I need help for a task I am trying to solve. Let $A$ be a not empty set and $f:A\rightarrow A$ is an injective function, but not a surjective function.
Let $g: A\rightarrow A$ be a function with $g(f(x))=x\forall x\in A$. Show that $g$ is not bijective.
I believe that I already solved that one. Since $f$ is injective but not surjective, there is at least one element $y_1$ in the set of destination $A$, that is not the image of at least one element of its domain. Since the domain and the set of destination is $A$, there is also at least one element $x_1$ in the domain, that $f$ does not map to $y$. Therefore $g: A\rightarrow A$ is not surjective, since the element $x_1$ of the set of destination $A$ is not an image of the domain $A$, $g(f(x_1))$ does not exist. Since $g$ is not surjective $\Rightarrow g$ is not bijective.

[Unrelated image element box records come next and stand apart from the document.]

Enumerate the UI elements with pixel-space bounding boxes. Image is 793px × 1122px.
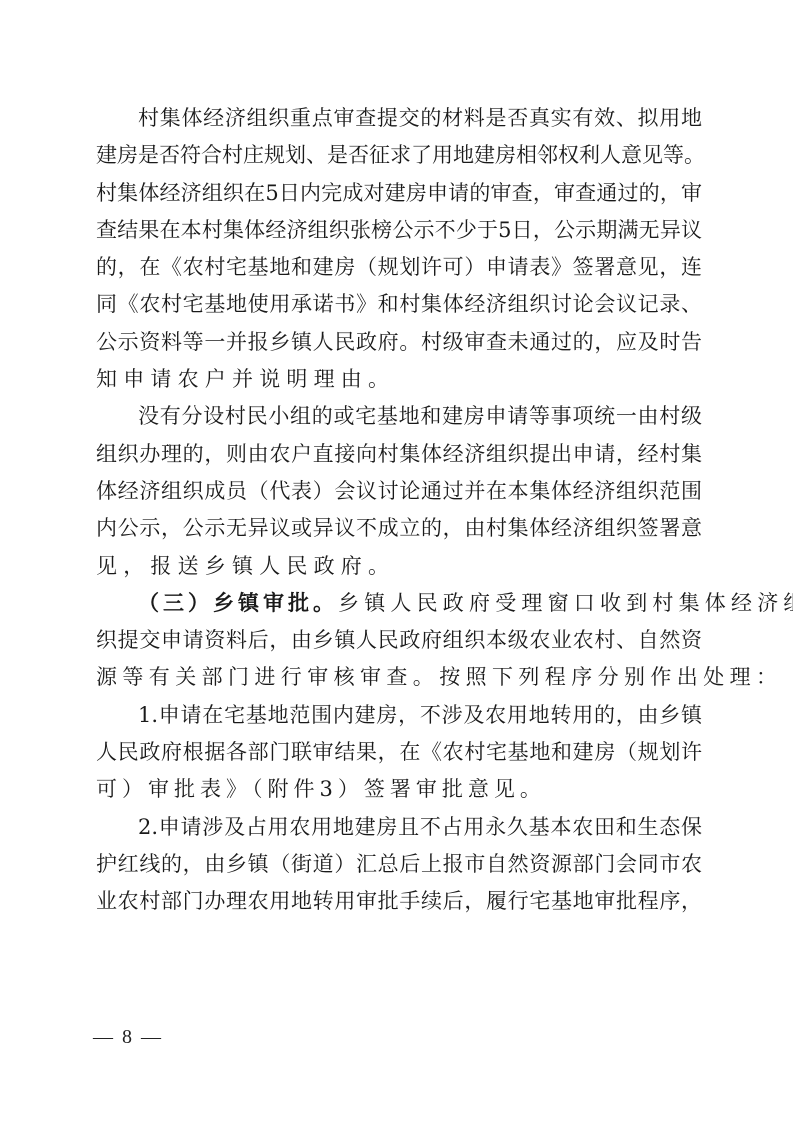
paragraph-no-village-group: 没有分设村民小组的或宅基地和建房申请等事项统一由村级 组织办理的，则由农户直接向… <box>96 398 702 584</box>
text-line: 护红线的，由乡镇（街道）汇总后上报市自然资源部门会同市农 <box>96 846 702 883</box>
text-line: 体经济组织成员（代表）会议讨论通过并在本集体经济组织范围 <box>96 473 702 510</box>
text-line: 1.申请在宅基地范围内建房，不涉及农用地转用的，由乡镇 <box>96 697 702 734</box>
text-line: 业农村部门办理农用地转用审批手续后，履行宅基地审批程序， <box>96 883 702 920</box>
paragraph-township-approval: （三）乡镇审批。 乡镇人民政府受理窗口收到村集体经济组 织提交申请资料后，由乡镇… <box>96 585 702 697</box>
list-item-1: 1.申请在宅基地范围内建房，不涉及农用地转用的，由乡镇 人民政府根据各部门联审结… <box>96 697 702 809</box>
text-line: 知申请农户并说明理由。 <box>96 361 702 398</box>
section-heading: （三）乡镇审批。 <box>138 585 338 622</box>
text-line: 村集体经济组织在5日内完成对建房申请的审查，审查通过的，审 <box>96 175 702 212</box>
text-line: 见，报送乡镇人民政府。 <box>96 548 702 585</box>
text-line: 组织办理的，则由农户直接向村集体经济组织提出申请，经村集 <box>96 436 702 473</box>
heading-continuation: 乡镇人民政府受理窗口收到村集体经济组 <box>338 585 793 622</box>
text-line: 村集体经济组织重点审查提交的材料是否真实有效、拟用地 <box>96 100 702 137</box>
text-line: 同《农村宅基地使用承诺书》和村集体经济组织讨论会议记录、 <box>96 286 702 323</box>
text-line: 织提交申请资料后，由乡镇人民政府组织本级农业农村、自然资 <box>96 622 702 659</box>
text-line: （三）乡镇审批。 乡镇人民政府受理窗口收到村集体经济组 <box>96 585 702 622</box>
text-line: 2.申请涉及占用农用地建房且不占用永久基本农田和生态保 <box>96 809 702 846</box>
text-line: 查结果在本村集体经济组织张榜公示不少于5日，公示期满无异议 <box>96 212 702 249</box>
list-item-2: 2.申请涉及占用农用地建房且不占用永久基本农田和生态保 护红线的，由乡镇（街道）… <box>96 809 702 921</box>
text-line: 可）审批表》（附件3）签署审批意见。 <box>96 771 702 808</box>
text-line: 公示资料等一并报乡镇人民政府。村级审查未通过的，应及时告 <box>96 324 702 361</box>
text-line: 内公示，公示无异议或异议不成立的，由村集体经济组织签署意 <box>96 510 702 547</box>
text-line: 没有分设村民小组的或宅基地和建房申请等事项统一由村级 <box>96 398 702 435</box>
document-page: 村集体经济组织重点审查提交的材料是否真实有效、拟用地 建房是否符合村庄规划、是否… <box>96 100 702 921</box>
paragraph-village-review: 村集体经济组织重点审查提交的材料是否真实有效、拟用地 建房是否符合村庄规划、是否… <box>96 100 702 398</box>
text-line: 建房是否符合村庄规划、是否征求了用地建房相邻权利人意见等。 <box>96 137 702 174</box>
page-number: — 8 — <box>93 1026 163 1049</box>
text-line: 的，在《农村宅基地和建房（规划许可）申请表》签署意见，连 <box>96 249 702 286</box>
text-line: 源等有关部门进行审核审查。按照下列程序分别作出处理： <box>96 659 702 696</box>
text-line: 人民政府根据各部门联审结果，在《农村宅基地和建房（规划许 <box>96 734 702 771</box>
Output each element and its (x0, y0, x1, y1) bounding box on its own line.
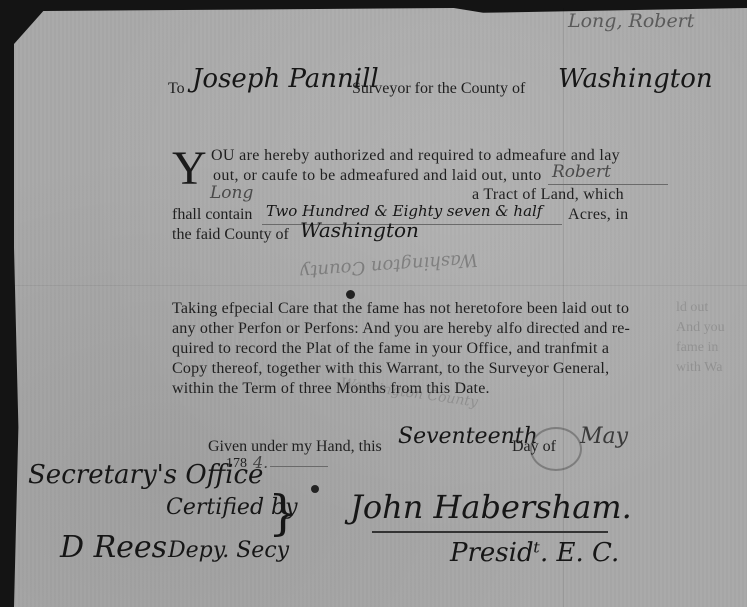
signature-title: Presidᵗ. E. C. (450, 538, 619, 568)
certification-brace: } (268, 485, 299, 541)
body1-line2: out, or caufe to be admeafured and laid … (213, 167, 542, 185)
bleed-through-2: And you (676, 320, 725, 336)
signature-name: John Habersham. (350, 488, 632, 526)
bleed-through-3: fame in (676, 340, 718, 356)
county-repeat: Washington (300, 218, 419, 242)
body2-line4: Copy thereof, together with this Warrant… (172, 360, 609, 378)
body1-line4-b: Acres, in (568, 206, 628, 224)
to-label: To (168, 80, 185, 98)
certification-office: Secretary's Office (28, 460, 263, 490)
certification-title: Depy. Secy (168, 538, 289, 563)
body2-line1: Taking efpecial Care that the fame has n… (172, 300, 629, 318)
county-name: Washington (558, 64, 713, 94)
surveyor-name: Joseph Pannill (192, 64, 379, 94)
grantee-last-name: Long (210, 183, 253, 203)
ink-blot (346, 290, 355, 299)
drop-cap: Y (172, 145, 207, 193)
year-rule (270, 466, 328, 467)
fold-line-horizontal (14, 285, 747, 286)
given-month: May (580, 424, 628, 449)
ink-blot-2 (311, 485, 319, 493)
body2-line3: quired to record the Plat of the fame in… (172, 340, 609, 358)
given-text-a: Given under my Hand, this (208, 438, 382, 456)
bleed-through-4: with Wa (676, 360, 722, 376)
body2-line2: any other Perfon or Perfons: And you are… (172, 320, 630, 338)
bleed-through-1: ld out (676, 300, 708, 316)
certification-signer: D Rees (60, 530, 167, 565)
grantee-first-name: Robert (552, 162, 611, 182)
body2-line5: within the Term of three Months from thi… (172, 380, 490, 398)
body1-line5: the faid County of (172, 226, 289, 244)
body1-line4-a: fhall contain (172, 206, 252, 224)
signature-rule (372, 531, 608, 533)
surveyor-text: Surveyor for the County of (352, 80, 525, 98)
index-note: Long, Robert (568, 10, 694, 32)
given-text-b: Day of (512, 438, 556, 456)
grantee-rule (548, 184, 668, 185)
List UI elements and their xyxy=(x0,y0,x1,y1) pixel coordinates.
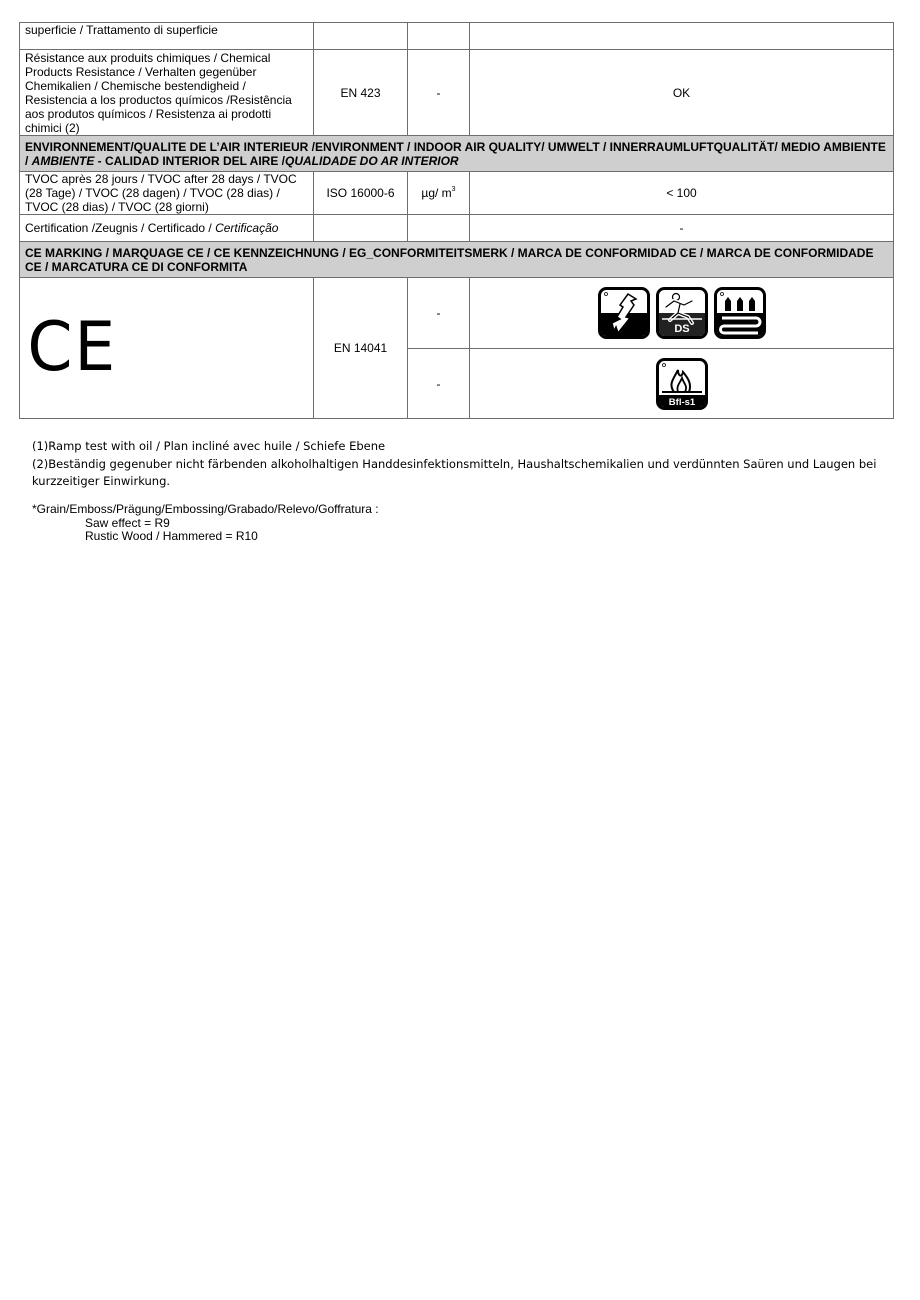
property-text: Certification /Zeugnis / Certificado / xyxy=(25,221,215,235)
underfloor-heating-icon xyxy=(714,287,766,339)
unit-cell: - xyxy=(408,278,470,349)
footnotes: (1)Ramp test with oil / Plan incliné ave… xyxy=(32,438,882,491)
unit-cell xyxy=(408,215,470,242)
standard-cell: ISO 16000-6 xyxy=(314,172,408,215)
grain-info: *Grain/Emboss/Prägung/Embossing/Grabado/… xyxy=(32,503,379,544)
table-row: TVOC après 28 jours / TVOC after 28 days… xyxy=(20,172,894,215)
unit-text: µg/ m xyxy=(421,186,451,200)
section-header-row: CE MARKING / MARQUAGE CE / CE KENNZEICHN… xyxy=(20,242,894,278)
unit-cell: - xyxy=(408,50,470,136)
slip-resistance-ds-icon: DS xyxy=(656,287,708,339)
value-cell: < 100 xyxy=(470,172,894,215)
value-cell: - xyxy=(470,215,894,242)
standard-cell xyxy=(314,215,408,242)
header-text: - CALIDAD INTERIOR DEL AIRE / xyxy=(94,154,285,168)
grain-item: Rustic Wood / Hammered = R10 xyxy=(32,530,379,544)
standard-cell xyxy=(314,23,408,50)
value-cell: OK xyxy=(470,50,894,136)
header-text: QUALIDADE DO AR INTERIOR xyxy=(285,154,459,168)
electrostatic-icon xyxy=(598,287,650,339)
pictogram-cell: Bfl-s1 xyxy=(470,349,894,419)
value-cell xyxy=(470,23,894,50)
standard-cell: EN 423 xyxy=(314,50,408,136)
unit-cell xyxy=(408,23,470,50)
table-row: superficie / Trattamento di superficie xyxy=(20,23,894,50)
fire-rating-icon: Bfl-s1 xyxy=(656,358,708,410)
unit-exponent: 3 xyxy=(452,186,456,193)
table-row: Certification /Zeugnis / Certificado / C… xyxy=(20,215,894,242)
section-header-row: ENVIRONNEMENT/QUALITE DE L’AIR INTERIEUR… xyxy=(20,136,894,172)
pictogram-cell: DS xyxy=(470,278,894,349)
environment-section-header: ENVIRONNEMENT/QUALITE DE L’AIR INTERIEUR… xyxy=(20,136,894,172)
table-row: Résistance aux produits chimiques / Chem… xyxy=(20,50,894,136)
header-text: AMBIENTE xyxy=(32,154,95,168)
standard-cell: EN 14041 xyxy=(314,278,408,419)
property-text: Certificação xyxy=(215,221,278,235)
ce-section-header: CE MARKING / MARQUAGE CE / CE KENNZEICHN… xyxy=(20,242,894,278)
unit-cell: µg/ m3 xyxy=(408,172,470,215)
grain-title: *Grain/Emboss/Prägung/Embossing/Grabado/… xyxy=(32,503,379,517)
technical-spec-table: superficie / Trattamento di superficie R… xyxy=(19,22,894,419)
footnote-2: (2)Beständig gegenuber nicht färbenden a… xyxy=(32,456,882,491)
grain-item: Saw effect = R9 xyxy=(32,517,379,531)
svg-text:Bfl-s1: Bfl-s1 xyxy=(668,397,695,408)
property-cell: superficie / Trattamento di superficie xyxy=(20,23,314,50)
svg-text:DS: DS xyxy=(674,323,689,335)
property-cell: Résistance aux produits chimiques / Chem… xyxy=(20,50,314,136)
property-cell: TVOC après 28 jours / TVOC after 28 days… xyxy=(20,172,314,215)
ce-mark-cell: CE xyxy=(20,278,314,419)
table-row: CE EN 14041 - DS xyxy=(20,278,894,349)
ce-mark-logo: CE xyxy=(27,318,117,378)
footnote-1: (1)Ramp test with oil / Plan incliné ave… xyxy=(32,438,882,456)
unit-cell: - xyxy=(408,349,470,419)
property-cell: Certification /Zeugnis / Certificado / C… xyxy=(20,215,314,242)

Show that there is an unambiguous bijective function $h: f[A]\rightarrow A$ with $h(f(x))=x\forall x\in A$.
Well I don't have any idea how to solve this task. The domain is not $A$ but $f[A]$ now, but I don't see how this change should prevent the function from being not surjective like in the first point, since the set of destination $A$ has more elements then $f[A]$ which would cause the problem of an element left alone. Also I am not quite sure how to prove that this is the "unambiguous" function.